Am höchsten Zivilgericht Brandenburgs sieht es für Peter Niedner, der vom Land 34 Millionen Euro Schadenersatz will, nicht gut aus. Er gibt nicht auf

Stand:

Potsdam - Es ist der größte Staatshaftungsfall in Brandenburgs Geschichte: Doch dem bayerischen Unternehmer Peter Niedner, der das Land auf 34 Millionen Euro Schadenersatz verklagt hat, droht vor dem Oberlandesgericht Brandenburg (OLG) erneut eine Niederlage. Zwar stand in der mündlichen Verhandlung am Dienstag für den 2. Zivilsenat unter dem Vorsitzenden Richter Helmuth Krah durchaus fest, dass die Klage zulässig ist und das Finanzamt Calau in den 90er Jahren mit der Aberkennung der Unternehmereigenschaft für Niedners damalige Firma gegen geltendes EU-Recht verstoßen hat. Aber Schadenersatzansprüche sieht das OLG, wie auch aus einem den PNN vorliegenden 15-seitigen sogennannten Hinweisbeschluss an beide Parteien zur Bewertung des Falls hervorgeht, trotzdem nicht – zumindest bisher.

Krah erläuterte, für das Gericht sei der „unmittelbare kausale Zusammenhang“ nicht hinreichend belegt, dass der Behördenfehler tatsächlich für das Scheitern des Niedner-Projektes einer von ihm 1992 geplanten neuen Baustofffabrik in Großräschen/Lausitz verantwortlich war. Wirtschaftsministerium und Förderausschuss des Landtages hatten damals sogar bereits 20 Millionen Euro Fördermittel bewilligt, die wegen des Konfliktes nicht mehr ausgezahlt wurden.

Der 78-jährige frühere VW-Manager bekam vom OLG nun bis 13. März noch einmal Zeit, konkrete Belege etwa über geplatzte Kredite oder abgesprungene Kunden nachzuliefern. Bisher will das OLG, wie Krah nach der gut dreistündigen Verhandlung verkündete, am 24.April ein Urteil verkünden, was allerdings von der Stellungnahme Niedners und seines Anwaltes Rolf Karpenstein abhängen wird.

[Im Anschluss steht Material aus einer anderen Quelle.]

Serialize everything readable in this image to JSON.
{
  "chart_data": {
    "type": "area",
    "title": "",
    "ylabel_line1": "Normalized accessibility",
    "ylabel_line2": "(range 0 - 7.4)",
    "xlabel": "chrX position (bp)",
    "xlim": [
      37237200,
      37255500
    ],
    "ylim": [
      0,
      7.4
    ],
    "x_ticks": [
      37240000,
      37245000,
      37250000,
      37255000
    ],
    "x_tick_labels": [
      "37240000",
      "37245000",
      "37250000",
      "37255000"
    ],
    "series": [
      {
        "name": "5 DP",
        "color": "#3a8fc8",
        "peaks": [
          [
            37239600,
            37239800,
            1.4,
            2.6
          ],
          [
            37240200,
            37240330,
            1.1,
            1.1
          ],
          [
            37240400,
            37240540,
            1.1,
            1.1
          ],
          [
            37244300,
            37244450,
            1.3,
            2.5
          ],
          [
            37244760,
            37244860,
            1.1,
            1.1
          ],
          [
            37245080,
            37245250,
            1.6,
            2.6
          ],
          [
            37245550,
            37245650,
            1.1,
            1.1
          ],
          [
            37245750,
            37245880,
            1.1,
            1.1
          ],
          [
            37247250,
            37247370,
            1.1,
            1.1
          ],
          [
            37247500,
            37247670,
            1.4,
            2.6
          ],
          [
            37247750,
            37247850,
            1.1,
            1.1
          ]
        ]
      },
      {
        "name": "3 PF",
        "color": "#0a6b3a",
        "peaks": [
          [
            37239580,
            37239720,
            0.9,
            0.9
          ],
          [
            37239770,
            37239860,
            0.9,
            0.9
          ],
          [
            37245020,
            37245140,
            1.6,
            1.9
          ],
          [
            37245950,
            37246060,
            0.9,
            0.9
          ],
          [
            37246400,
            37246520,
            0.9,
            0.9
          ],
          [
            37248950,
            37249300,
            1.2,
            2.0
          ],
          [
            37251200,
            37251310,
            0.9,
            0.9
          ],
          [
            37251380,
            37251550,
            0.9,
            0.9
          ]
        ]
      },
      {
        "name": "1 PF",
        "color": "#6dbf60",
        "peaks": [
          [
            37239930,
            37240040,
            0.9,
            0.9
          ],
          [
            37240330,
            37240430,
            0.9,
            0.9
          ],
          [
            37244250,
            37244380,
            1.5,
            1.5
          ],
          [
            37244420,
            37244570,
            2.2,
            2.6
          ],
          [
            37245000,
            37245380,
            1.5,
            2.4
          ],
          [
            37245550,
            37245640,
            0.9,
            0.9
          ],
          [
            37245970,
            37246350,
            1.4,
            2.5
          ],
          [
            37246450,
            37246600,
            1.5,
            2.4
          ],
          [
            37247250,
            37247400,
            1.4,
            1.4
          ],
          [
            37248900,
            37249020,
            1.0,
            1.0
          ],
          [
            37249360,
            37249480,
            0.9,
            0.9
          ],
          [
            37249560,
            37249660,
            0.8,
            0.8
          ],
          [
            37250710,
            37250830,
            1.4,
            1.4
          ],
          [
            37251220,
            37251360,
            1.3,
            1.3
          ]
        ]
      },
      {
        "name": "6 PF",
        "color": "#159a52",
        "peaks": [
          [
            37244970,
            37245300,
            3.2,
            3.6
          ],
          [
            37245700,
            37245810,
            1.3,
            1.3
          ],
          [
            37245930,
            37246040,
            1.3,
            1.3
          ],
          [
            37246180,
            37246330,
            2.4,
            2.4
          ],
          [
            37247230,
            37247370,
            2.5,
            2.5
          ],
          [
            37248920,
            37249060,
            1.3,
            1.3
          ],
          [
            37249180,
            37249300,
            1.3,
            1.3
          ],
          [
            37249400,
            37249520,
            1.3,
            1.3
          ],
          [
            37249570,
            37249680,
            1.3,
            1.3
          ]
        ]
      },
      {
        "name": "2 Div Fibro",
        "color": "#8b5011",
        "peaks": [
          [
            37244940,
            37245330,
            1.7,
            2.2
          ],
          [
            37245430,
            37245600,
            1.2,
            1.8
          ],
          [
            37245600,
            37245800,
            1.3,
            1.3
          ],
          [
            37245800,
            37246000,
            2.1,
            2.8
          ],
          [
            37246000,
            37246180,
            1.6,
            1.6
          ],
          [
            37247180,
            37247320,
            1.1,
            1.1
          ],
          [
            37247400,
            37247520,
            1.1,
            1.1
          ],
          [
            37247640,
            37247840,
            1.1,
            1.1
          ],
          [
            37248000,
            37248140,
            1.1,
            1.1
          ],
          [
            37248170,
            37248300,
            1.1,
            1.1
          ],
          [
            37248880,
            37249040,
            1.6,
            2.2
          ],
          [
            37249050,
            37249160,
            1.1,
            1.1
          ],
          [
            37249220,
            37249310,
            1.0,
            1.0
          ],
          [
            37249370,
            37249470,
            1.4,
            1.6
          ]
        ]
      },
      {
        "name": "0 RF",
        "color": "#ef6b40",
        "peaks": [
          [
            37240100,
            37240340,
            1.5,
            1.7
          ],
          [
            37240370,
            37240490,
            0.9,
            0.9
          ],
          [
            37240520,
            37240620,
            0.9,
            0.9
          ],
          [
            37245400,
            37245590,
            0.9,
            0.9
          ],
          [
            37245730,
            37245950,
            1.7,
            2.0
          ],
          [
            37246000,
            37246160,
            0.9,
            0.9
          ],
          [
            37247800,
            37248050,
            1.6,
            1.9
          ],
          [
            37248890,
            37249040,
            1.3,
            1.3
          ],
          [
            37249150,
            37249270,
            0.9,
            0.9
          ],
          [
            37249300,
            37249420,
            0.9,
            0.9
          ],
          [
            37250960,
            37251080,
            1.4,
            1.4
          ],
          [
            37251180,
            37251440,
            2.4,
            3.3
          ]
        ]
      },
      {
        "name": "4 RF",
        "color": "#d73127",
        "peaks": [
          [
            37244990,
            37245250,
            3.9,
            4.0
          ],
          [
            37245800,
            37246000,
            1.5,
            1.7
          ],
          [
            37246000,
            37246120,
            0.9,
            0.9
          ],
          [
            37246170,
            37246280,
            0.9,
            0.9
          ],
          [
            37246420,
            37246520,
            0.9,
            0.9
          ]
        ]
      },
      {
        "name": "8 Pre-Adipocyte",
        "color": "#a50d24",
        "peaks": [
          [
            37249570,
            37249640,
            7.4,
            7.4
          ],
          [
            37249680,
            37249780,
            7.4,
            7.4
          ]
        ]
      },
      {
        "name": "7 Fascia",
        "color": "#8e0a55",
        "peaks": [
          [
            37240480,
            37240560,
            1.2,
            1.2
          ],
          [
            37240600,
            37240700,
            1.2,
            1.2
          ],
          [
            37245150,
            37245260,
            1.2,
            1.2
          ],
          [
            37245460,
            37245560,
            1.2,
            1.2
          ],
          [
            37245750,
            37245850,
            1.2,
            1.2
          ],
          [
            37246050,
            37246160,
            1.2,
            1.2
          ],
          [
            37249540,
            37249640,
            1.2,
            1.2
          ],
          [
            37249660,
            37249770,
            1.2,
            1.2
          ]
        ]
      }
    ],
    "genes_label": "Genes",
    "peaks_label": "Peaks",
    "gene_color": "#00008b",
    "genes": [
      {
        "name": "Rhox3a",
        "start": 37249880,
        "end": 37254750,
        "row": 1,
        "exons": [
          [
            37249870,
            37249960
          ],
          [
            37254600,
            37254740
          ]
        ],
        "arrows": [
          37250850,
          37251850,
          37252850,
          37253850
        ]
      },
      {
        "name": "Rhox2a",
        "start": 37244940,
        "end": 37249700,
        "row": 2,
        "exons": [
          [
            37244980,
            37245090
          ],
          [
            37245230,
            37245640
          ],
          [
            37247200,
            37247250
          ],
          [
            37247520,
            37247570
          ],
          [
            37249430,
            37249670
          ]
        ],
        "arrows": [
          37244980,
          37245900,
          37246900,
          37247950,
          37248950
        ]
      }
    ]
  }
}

„Wir haben Zweifel. Sie haben die Darlegungspflicht“, sagte Krah. „ Es mag ja alles so gewesen sein, aber sie müssen uns überzeugen, Fleisch dazugeben.“ Krah äußerte auch Zweifel an den Berechnungen von Niedner für den Schadenersatz, etwa, dass er entgangene Gewinne reklamiere. In einem früheren Verfahren hatte das OLG etwaige Ansprüche Niedners schon einmal abgelehnt, damals begründet mit Verjährung, was der Bundesgerichtshof im Mai 2011 aber kassierte. Und nach PNN-Recherchen wird der Fall, egal wie das Urteil am OLG als höchstem brandenburgischen Zivilgericht ausfällt, ohnehin wieder in Karlsruhe landen. Zwar wäre Niedner, der seit 18 Jahren mit dem Land streitet, zu einem Vergleich bereit, wie er auf Anfrage betonte. Auch sein Anwalt gab in der Verhandlung einen entsprechenden Hinweis, auf den der Senat aber nicht einging.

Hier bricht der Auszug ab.